How did you approach level design in Witchfire?Chmielarz: It’s the standard fare of going from top-level shapes to detailed, textured places. What I think might be unique to our approach, though, is that we make sure that every area in the game is easily identifiable. It’s not about the so-called hero pieces, the beautiful high-quality elements of the world. It’s more about simply being unique. Like, the way we explain it to anyone new in the studio, “Imagine it’s a PVP map and you’re wounded and need to tell your friend to come to heal you. What do you tell them, so they understand quickly where you are?”

This may sound simple, but it is surprisingly not. “Beautiful” and “easily identifiable” are not the same thing.
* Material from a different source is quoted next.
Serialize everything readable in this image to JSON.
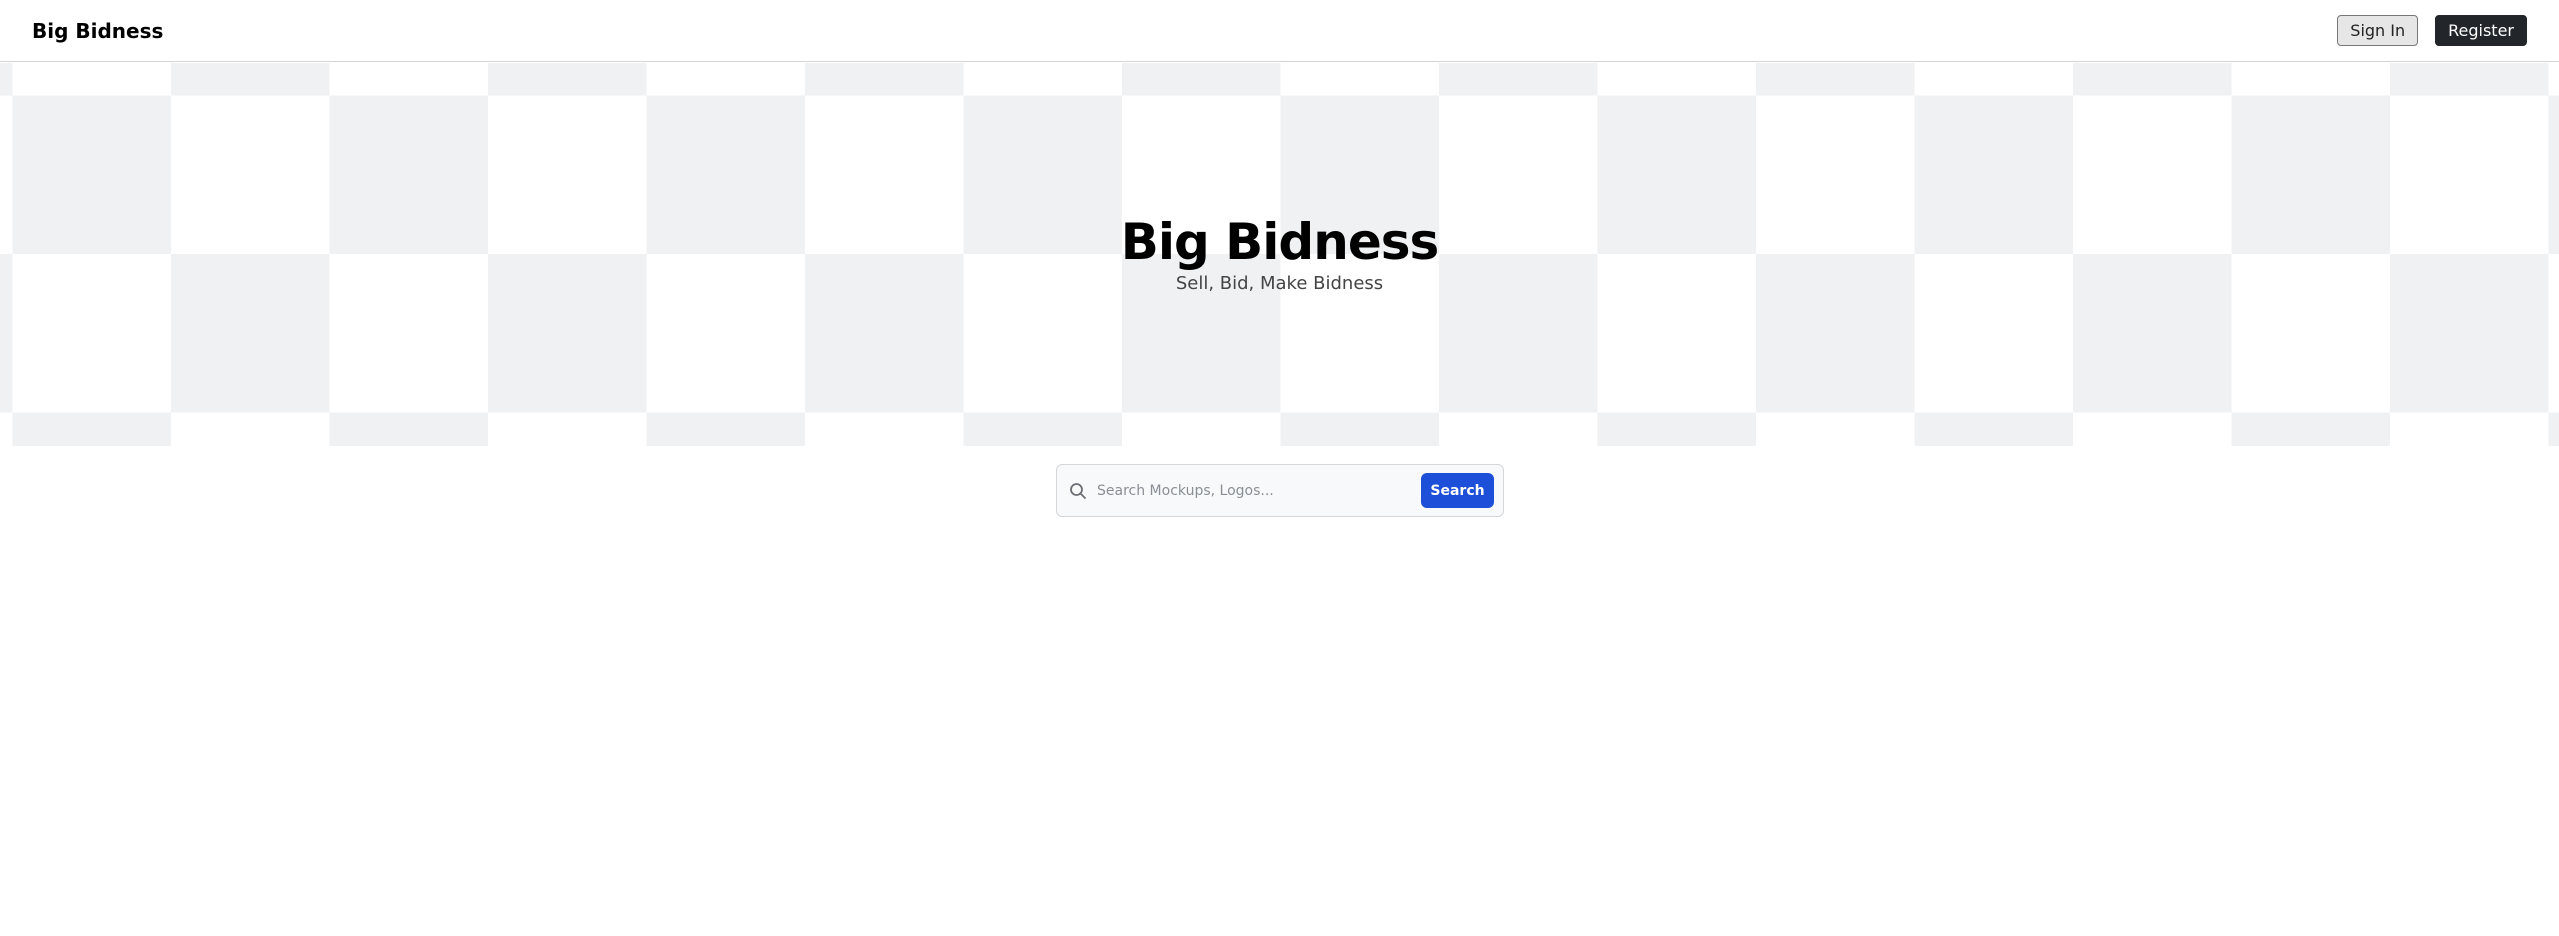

You can have a great-looking, next-gen forest, and so what? How do you let your friend know where you are? “Hey, I’m near some trees?” That won’t work. But if you add a hunting hut to the forest or a meadow with a few deer skeletons, suddenly, it’s easy to locate you.

The reason we do it this way is to help players navigate the 3D space. If you ask people for directions, some of them will explain that you need to go 100 meters this way, then turn left and go 200 more meters. Others will say go straight ahead, turn left at the gas station, and stop right after the post office. Having easily identifiable elements of the world helps the latter type of players understand the 3D layout of our levels.

Could you tell us about your photogrammetry workflow?

Chmielarz: It’s the same process as with The Vanishing of Ethan Carter–make dozens of photos of an object, all from different angles, then put them all into special software, let it process for a while, and wait until it spits out high-quality, fully-textured 3D models.

Well, that’s the idea. But in reality, there’s something that needs to be helped every step of the way. The software gets better, the cameras get better–but you still need an experienced graphic artist to work on the 3D scans, from correcting the photos to fixing the final model and making a low-poly version of it.

But you know what the biggest issue is? Graffiti. It’s very hard to find an abandoned old building, a ruined castle, or a forgotten factory that is not full of graffiti. So half of our work on improving the textures of the scans is removing the graffiti.